Internally, items have always been categorized into either phase1 or
phase2 during commit, with phase2 being committed last. This is needed
to ensure, for example, that a repomd.xml is not committed until after
all other files referenced by it have been committed.
This change now documents that concept and exposes it via the API.
By default, clients get the same behavior as always, but they can now
also explicitly request a phase1 commit.
A phase1 commit writes phase1 items to the DB, same as always, but then
stops without proceeding to write phase2 items. It also leaves the
publish open for later modifications and a later phase2 commit.
=== Why? ===
This will be used to solve the following Pub/rhsm-pulp/exodus-gw
integration problem:
Imagine that you need to publish multiple Pulp yum repos. You want this
to be atomic, so you want them all to use the same exodus-gw publish.

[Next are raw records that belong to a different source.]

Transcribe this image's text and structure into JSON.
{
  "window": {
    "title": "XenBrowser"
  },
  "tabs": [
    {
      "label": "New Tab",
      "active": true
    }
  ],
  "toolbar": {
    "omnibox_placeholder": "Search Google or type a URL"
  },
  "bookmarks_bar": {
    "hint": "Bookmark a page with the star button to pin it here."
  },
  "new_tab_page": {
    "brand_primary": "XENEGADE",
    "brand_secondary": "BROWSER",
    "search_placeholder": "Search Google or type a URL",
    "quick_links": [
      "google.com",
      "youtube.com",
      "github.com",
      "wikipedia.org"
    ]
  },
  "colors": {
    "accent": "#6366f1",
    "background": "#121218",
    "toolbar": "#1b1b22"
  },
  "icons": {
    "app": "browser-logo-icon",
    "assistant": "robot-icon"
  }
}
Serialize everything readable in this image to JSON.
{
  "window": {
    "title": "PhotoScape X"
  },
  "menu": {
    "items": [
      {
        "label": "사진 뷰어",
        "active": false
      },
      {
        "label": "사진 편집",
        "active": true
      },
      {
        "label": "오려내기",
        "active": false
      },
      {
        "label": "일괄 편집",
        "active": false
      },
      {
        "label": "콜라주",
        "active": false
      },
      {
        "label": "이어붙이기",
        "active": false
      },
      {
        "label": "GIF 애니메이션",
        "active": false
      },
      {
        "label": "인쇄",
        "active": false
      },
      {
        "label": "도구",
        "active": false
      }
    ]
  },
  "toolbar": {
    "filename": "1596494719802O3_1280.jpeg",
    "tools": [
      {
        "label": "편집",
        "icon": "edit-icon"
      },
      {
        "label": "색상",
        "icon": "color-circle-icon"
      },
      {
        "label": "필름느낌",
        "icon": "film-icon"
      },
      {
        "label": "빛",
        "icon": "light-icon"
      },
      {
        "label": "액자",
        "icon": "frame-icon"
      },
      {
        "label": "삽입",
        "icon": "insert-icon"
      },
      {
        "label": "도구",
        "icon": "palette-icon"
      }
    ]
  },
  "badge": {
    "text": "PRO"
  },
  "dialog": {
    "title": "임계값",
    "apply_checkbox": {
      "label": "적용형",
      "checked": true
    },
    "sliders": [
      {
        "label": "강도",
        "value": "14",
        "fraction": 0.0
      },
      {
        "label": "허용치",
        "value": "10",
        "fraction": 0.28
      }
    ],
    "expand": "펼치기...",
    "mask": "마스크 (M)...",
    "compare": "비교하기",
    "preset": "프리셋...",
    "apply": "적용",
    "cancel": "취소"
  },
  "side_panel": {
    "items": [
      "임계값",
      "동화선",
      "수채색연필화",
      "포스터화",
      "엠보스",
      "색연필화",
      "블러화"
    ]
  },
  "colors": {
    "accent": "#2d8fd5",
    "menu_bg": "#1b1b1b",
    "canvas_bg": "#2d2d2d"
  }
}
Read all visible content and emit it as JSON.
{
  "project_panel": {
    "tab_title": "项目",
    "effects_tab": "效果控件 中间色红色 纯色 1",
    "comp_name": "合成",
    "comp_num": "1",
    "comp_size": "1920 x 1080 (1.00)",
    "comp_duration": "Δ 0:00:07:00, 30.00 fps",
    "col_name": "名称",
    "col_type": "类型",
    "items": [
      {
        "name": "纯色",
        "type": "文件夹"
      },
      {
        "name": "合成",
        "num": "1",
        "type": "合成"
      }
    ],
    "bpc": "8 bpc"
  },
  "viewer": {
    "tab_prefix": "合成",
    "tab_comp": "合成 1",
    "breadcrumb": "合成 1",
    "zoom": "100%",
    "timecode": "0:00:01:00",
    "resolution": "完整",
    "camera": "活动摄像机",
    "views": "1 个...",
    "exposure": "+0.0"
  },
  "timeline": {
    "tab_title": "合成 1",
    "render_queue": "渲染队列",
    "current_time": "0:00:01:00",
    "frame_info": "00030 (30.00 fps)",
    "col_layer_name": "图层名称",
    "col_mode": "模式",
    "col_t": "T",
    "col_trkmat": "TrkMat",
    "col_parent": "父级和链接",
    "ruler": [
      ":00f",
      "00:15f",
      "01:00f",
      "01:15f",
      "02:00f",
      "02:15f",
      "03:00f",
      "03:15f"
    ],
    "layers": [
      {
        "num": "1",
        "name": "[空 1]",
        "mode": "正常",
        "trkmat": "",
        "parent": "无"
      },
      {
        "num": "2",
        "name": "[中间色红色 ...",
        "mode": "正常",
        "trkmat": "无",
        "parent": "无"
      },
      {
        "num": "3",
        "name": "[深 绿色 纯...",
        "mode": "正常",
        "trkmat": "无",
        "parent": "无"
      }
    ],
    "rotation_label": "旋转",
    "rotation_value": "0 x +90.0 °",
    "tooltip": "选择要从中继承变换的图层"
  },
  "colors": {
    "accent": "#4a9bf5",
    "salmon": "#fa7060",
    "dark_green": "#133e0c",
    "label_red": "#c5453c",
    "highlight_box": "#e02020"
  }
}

You ask the repos to publish, and they succeed, but then something
goes wrong during the later exodus-gw commit which is performed outside
of Pulp.
So, you restart the whole process and republish the repos again using
a new exodus-gw publish, and commit that successfully.
Problem: as far as Pulp is concerned, the publish tasks from the first
attempt were completely successful, as it does not "see" the later
failure to commit. Therefore, Pulp incorrectly thinks that the RPMs
processed by those tasks are fully published to the CDN, and so skips
publishing them during later tasks. This leads to missing content on the
CDN.
Solution: exodus-rsync, as invoked by Pulp during publish, will request
a phase1 commit during publish of each repo. This ensures the processed
RPMs (or other non-entrypoint files) are fully published on the CDN by the
time the Pulp publish task succeeds, matching Pulp's expectations.
The publish of repomd.xml is still held back until a later phase2
commit, retaining the atomic semantics across multiple repos.